I can sit and watch time and people speed by, just like a movie I’m going no where but people come and go around me. My improvements are slow and frustrating but each week I’m surprised at how far I’ve come. Nelly has made the greatest improvements like a hibiscus plant he grows with improvements in his rugby at an incredible fast pace. From making the big step of moving  clubs, to representing cornwall and to be selected to play for the English Counties Team in a tour to Belguim. I am honoured to say I’ve witnessed it all. I am with him all the way and can not stop smiling as I’m so proud of all his achievements. He totally deserves it. I hope one day he’ll be smiling just like I am when he sees me walking down the aisle.

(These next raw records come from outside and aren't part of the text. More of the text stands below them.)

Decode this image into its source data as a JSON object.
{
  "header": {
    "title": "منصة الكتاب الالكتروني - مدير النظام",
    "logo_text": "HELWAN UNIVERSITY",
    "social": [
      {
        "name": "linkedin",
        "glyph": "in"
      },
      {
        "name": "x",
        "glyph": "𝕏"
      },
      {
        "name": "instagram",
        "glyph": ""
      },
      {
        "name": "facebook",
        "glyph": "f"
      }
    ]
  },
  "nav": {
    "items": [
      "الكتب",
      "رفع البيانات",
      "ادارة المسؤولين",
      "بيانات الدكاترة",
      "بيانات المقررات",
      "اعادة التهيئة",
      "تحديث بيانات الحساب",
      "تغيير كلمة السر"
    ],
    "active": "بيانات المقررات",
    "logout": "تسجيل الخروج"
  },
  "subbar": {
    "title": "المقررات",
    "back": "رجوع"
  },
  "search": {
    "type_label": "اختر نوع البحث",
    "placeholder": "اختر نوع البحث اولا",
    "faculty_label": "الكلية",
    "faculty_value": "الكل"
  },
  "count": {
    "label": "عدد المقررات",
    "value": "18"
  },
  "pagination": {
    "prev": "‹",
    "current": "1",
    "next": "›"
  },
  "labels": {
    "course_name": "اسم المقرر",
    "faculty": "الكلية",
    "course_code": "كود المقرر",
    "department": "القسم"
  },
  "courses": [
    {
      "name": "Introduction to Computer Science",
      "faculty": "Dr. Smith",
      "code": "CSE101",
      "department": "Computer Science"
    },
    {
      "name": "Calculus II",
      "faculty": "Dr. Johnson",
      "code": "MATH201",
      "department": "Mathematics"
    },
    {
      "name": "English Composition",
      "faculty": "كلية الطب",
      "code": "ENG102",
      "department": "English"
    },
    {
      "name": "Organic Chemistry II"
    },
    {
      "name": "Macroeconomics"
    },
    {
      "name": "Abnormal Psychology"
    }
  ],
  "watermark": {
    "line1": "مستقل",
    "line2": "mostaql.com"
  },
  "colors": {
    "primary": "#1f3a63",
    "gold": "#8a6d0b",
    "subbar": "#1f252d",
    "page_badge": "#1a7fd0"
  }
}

Numerous fund raising is going on and from the bottom of my heart I appreciate every effort you guys go to, to raise money for me. I am now in the process of turning an industrial unit into a gym, this will give me space to workout and utilise my equipment which I have. Nelly will then have less stress moving the equipment in and out of our house,  the unit will allow me to escape and turn to rehab each day. The excitement for both Nelly and I is incredible, it’s a place where we can call ours and it’ll give me a chance to crack down and intensify each physio session, if things go well I am hoping to open up my gym to other SCI people as there is nothing down here for us and I would love to help others. I was lucky enough to travel up to Cambridge again, the 3 days that I have at prime physio are cherished but with it comes hard work and satisfaction. The amazing team that run the place always believe in the positive and express the improvements that I make, the 2 hours each day are tiring but well worth the complications of travelling and staying in an unfamiliar surrounding. I was lucky enough this time to go in an ekso suit, which is how I would describe a bionic suit that allows me to walk. I am strapped into a back pack and metal robotic legs, this was the first time I had walked since my accident, as well as not remembering how tall I was I was shocked how I towered over people! Emotions were tough and hard to battle with whilst concentrating on balancing my weight and off loading it on each side. I can’t sum up how I felt as it just felt weird walking but smirking at how wrong the physios and consultants were at Salisbury saying I wouldn’t be able to move anything from my shoulders down. I am now in the exclusive club of being the 3rd person in the world to walk in the ekso suit with such a high level of injury. Nothing is impossible.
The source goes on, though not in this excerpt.